Domino opened her mouth to speak, but couldn’t get the words past the lump that had formed in her throat. The whole scene was surreal, a moment outside time. It wasn’t real. But it *seemed* real...

She loosened the girl’s death-grip on her legs and got down on one knee. This was received with a pair of arms tossed round her neck, clinging in desperation; a tear streaked face buried in her shoulder. “I thought you forgot me...”

She hesitantly put her arms around the child’s shoulders. ‘Just play along,’ she told herself. “I’d never do that...”

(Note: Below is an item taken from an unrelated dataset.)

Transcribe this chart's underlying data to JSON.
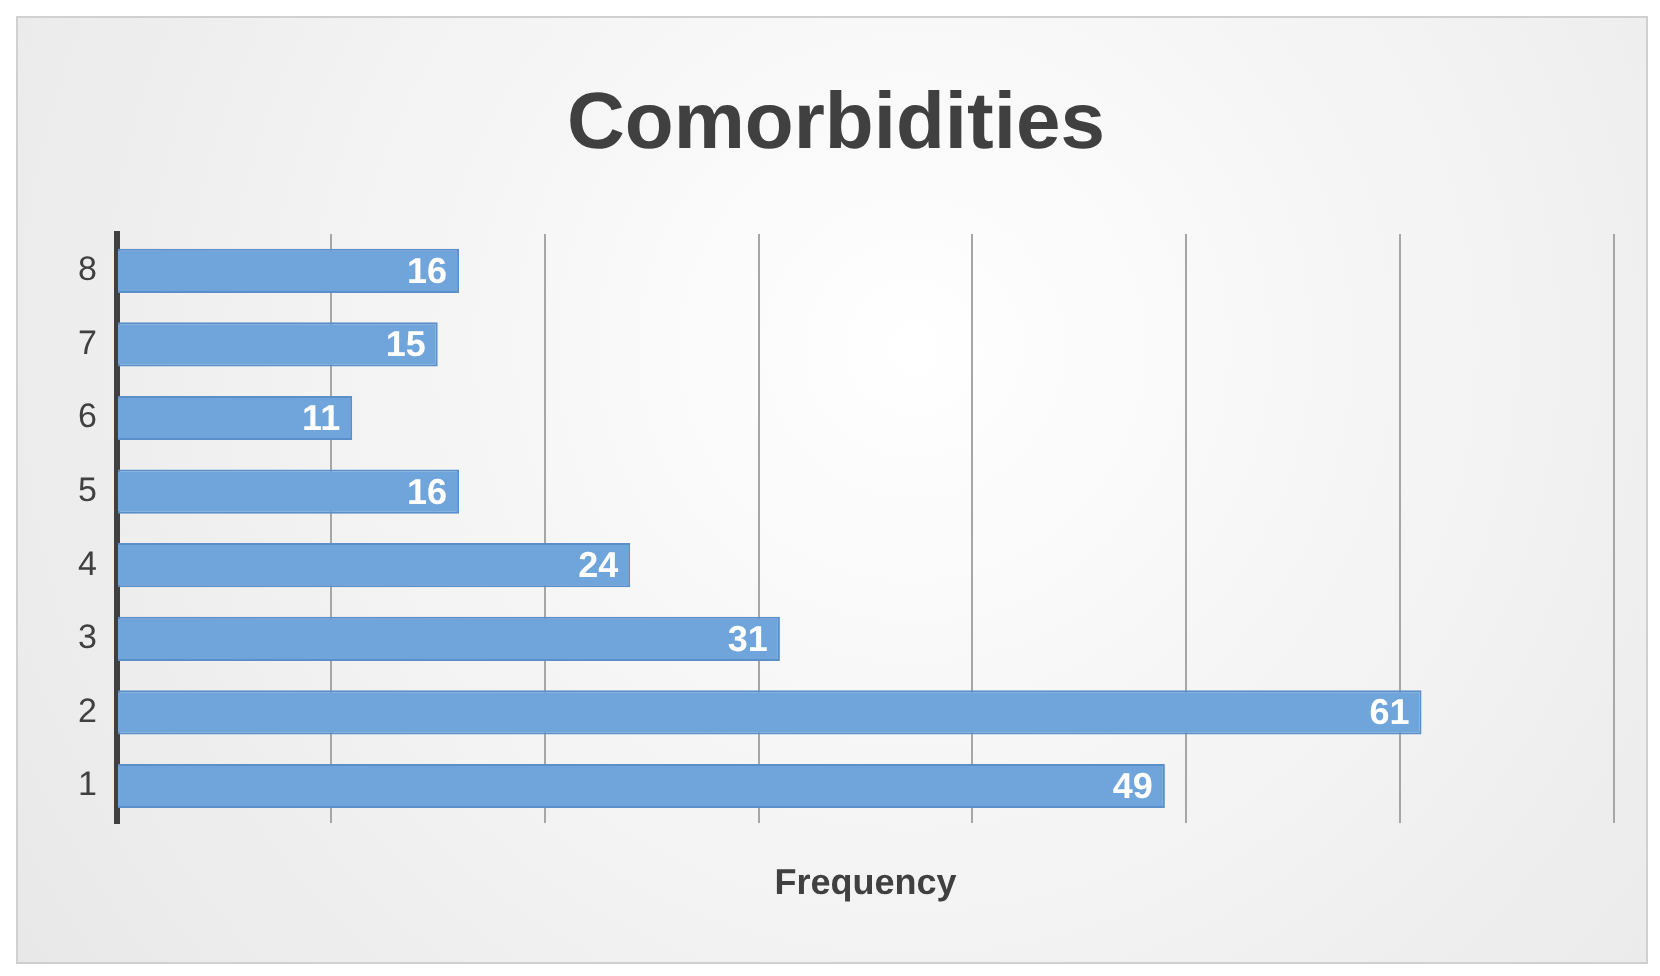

The girl sniffled. “Thank you...” She whispered. The hold on Dom’s neck slackened the body in her arms becoming immaterial, leaving only an old, ragged nightgown in Domino’s hands. The candles vanished and the room became desolate and unused before her eyes, dust and cobwebs clinging to every surface. She climbed to her feet, folding the nightgown carefully and placing it on the bed, then wiping at her eyes with the back of her hand. She looked up to find Cable standing in the doorway.

“Let’s get out of here.”

----

“Finally! I never thought we’d get out of there...” Tabitha looked around the main hall of the building.

“I’m not sure this is much better...” Bobby reached out and ran a finger through the dust piled on the railing of the staircase. “It sure doesn’t *look* like anyone’s been living here.”

“Well, at least we can see where we’re going now. We should find the others and let them know something weird is going on here...”

“We know there is, Jimmy.” The trio looked up as the rest of X-Force appeared at the top of the stairs. “That’s why we’re leaving.”

“Leaving? You found the scientists?”

Domino grimaced. “What was left of them, anyway...”

“And the equipment?”

“Not a trace of it,” Cable replied.

“In other words, all we accomplished was getting the crap scared out of us by a creepy old house?”

“Yup.”

“Cable?”

“Yes, Tabitha?”

“Next year, let’s just go trick-or-treating like *normal* people.”